Il est réellement ardu de critiquer ce chef-d’œuvre du septième art tant commenté et décrypté, je m’y attelle en toute modestie. Réputé comme un incontournable du cinéma d’épouvante, le métrage est à la hauteur de sa notoriété. Le souci du détail de l’immense cinéaste se niche dans les gros plans (le rideau de douche, la blonde, les oiseaux empaillés qui sont infiniment plus effrayants que ceux filmés par le réalisateur quelques années plus tard). La prestation d’Anthony Perkins est formidable de duplicité grâce à un visage angélique. La bande-son est majoritairement composée de violons stridulants contrastant grandement avec les moments mutiques, notamment lors d’une scène d’ablutions cultissime. Bref, une analyse retorse de la perversité humaine qui possède indubitablement sa place au panthéon cinématographique.
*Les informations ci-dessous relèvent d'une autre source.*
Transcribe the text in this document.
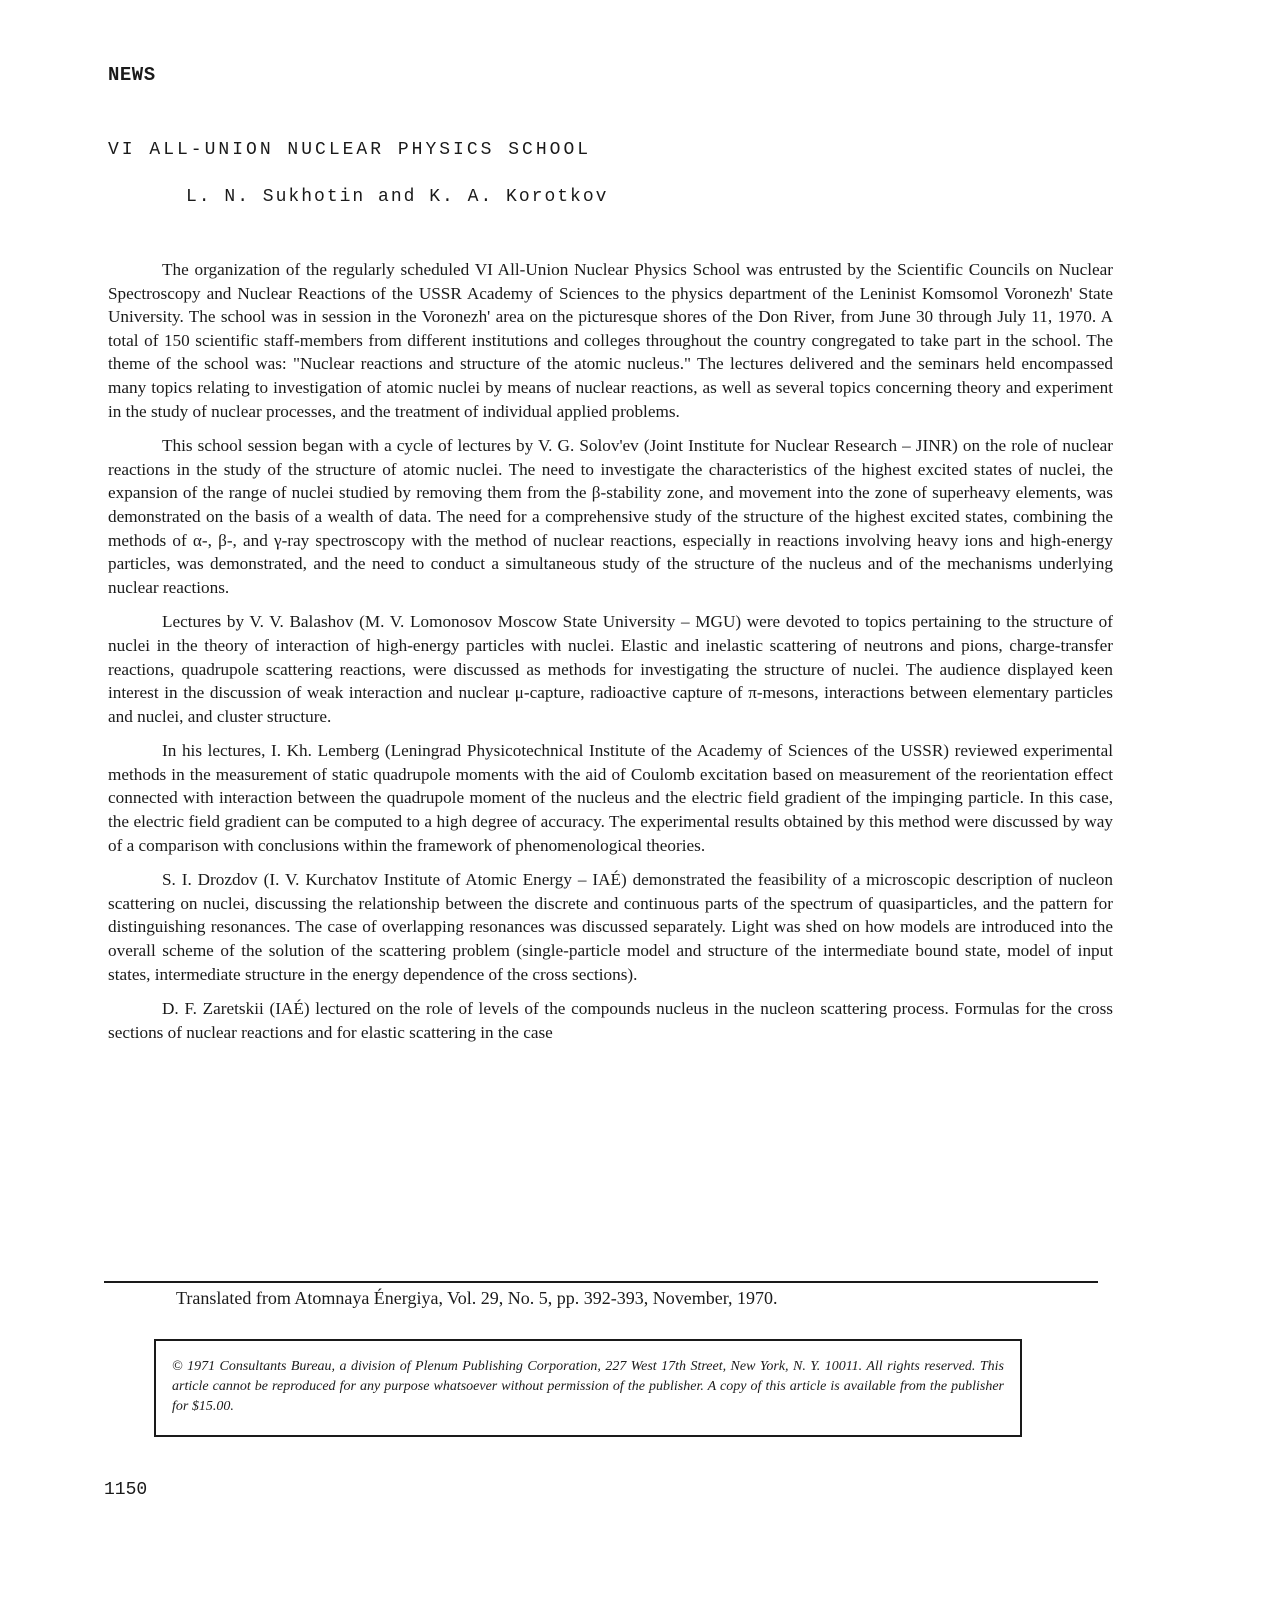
NEWS
VI ALL-UNION NUCLEAR PHYSICS SCHOOL
L. N. Sukhotin and K. A. Korotkov

The organization of the regularly scheduled VI All-Union Nuclear Physics School was entrusted by the Scientific Councils on Nuclear Spectroscopy and Nuclear Reactions of the USSR Academy of Sciences to the physics department of the Leninist Komsomol Voronezh' State University. The school was in session in the Voronezh' area on the picturesque shores of the Don River, from June 30 through July 11, 1970. A total of 150 scientific staff-members from different institutions and colleges throughout the country congregated to take part in the school. The theme of the school was: "Nuclear reactions and structure of the atomic nucleus." The lectures delivered and the seminars held encompassed many topics relating to investigation of atomic nuclei by means of nuclear reactions, as well as several topics concerning theory and experiment in the study of nuclear processes, and the treatment of individual applied problems.

This school session began with a cycle of lectures by V. G. Solov'ev (Joint Institute for Nuclear Research – JINR) on the role of nuclear reactions in the study of the structure of atomic nuclei. The need to investigate the characteristics of the highest excited states of nuclei, the expansion of the range of nuclei studied by removing them from the β-stability zone, and movement into the zone of superheavy elements, was demonstrated on the basis of a wealth of data. The need for a comprehensive study of the structure of the highest excited states, combining the methods of α-, β-, and γ-ray spectroscopy with the method of nuclear reactions, especially in reactions involving heavy ions and high-energy particles, was demonstrated, and the need to conduct a simultaneous study of the structure of the nucleus and of the mechanisms underlying nuclear reactions.

Lectures by V. V. Balashov (M. V. Lomonosov Moscow State University – MGU) were devoted to topics pertaining to the structure of nuclei in the theory of interaction of high-energy particles with nuclei. Elastic and inelastic scattering of neutrons and pions, charge-transfer reactions, quadrupole scattering reactions, were discussed as methods for investigating the structure of nuclei. The audience displayed keen interest in the discussion of weak interaction and nuclear μ-capture, radioactive capture of π-mesons, interactions between elementary particles and nuclei, and cluster structure.

In his lectures, I. Kh. Lemberg (Leningrad Physicotechnical Institute of the Academy of Sciences of the USSR) reviewed experimental methods in the measurement of static quadrupole moments with the aid of Coulomb excitation based on measurement of the reorientation effect connected with interaction between the quadrupole moment of the nucleus and the electric field gradient of the impinging particle. In this case, the electric field gradient can be computed to a high degree of accuracy. The experimental results obtained by this method were discussed by way of a comparison with conclusions within the framework of phenomenological theories.

S. I. Drozdov (I. V. Kurchatov Institute of Atomic Energy – IAÉ) demonstrated the feasibility of a microscopic description of nucleon scattering on nuclei, discussing the relationship between the discrete and continuous parts of the spectrum of quasiparticles, and the pattern for distinguishing resonances. The case of overlapping resonances was discussed separately. Light was shed on how models are introduced into the overall scheme of the solution of the scattering problem (single-particle model and structure of the intermediate bound state, model of input states, intermediate structure in the energy dependence of the cross sections).

D. F. Zaretskii (IAÉ) lectured on the role of levels of the compounds nucleus in the nucleon scattering process. Formulas for the cross sections of nuclear reactions and for elastic scattering in the case

Translated from Atomnaya Énergiya, Vol. 29, No. 5, pp. 392-393, November, 1970.
© 1971 Consultants Bureau, a division of Plenum Publishing Corporation, 227 West 17th Street, New York, N. Y. 10011. All rights reserved. This article cannot be reproduced for any purpose whatsoever without permission of the publisher. A copy of this article is available from the publisher for $15.00.
1150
L’ingéniosité sensationnelle est d’avoir éliminé son héroïne après à peine trois-quarts d’heure ; le spectateur était persuadé qu’il allait passer sereinement le film en son aimable compagnie. On se questionne a posteriori sur la femme qu’on apercevait à la fenêtre et sur l’origine de la voix féminine qu’on attribuait à la mère.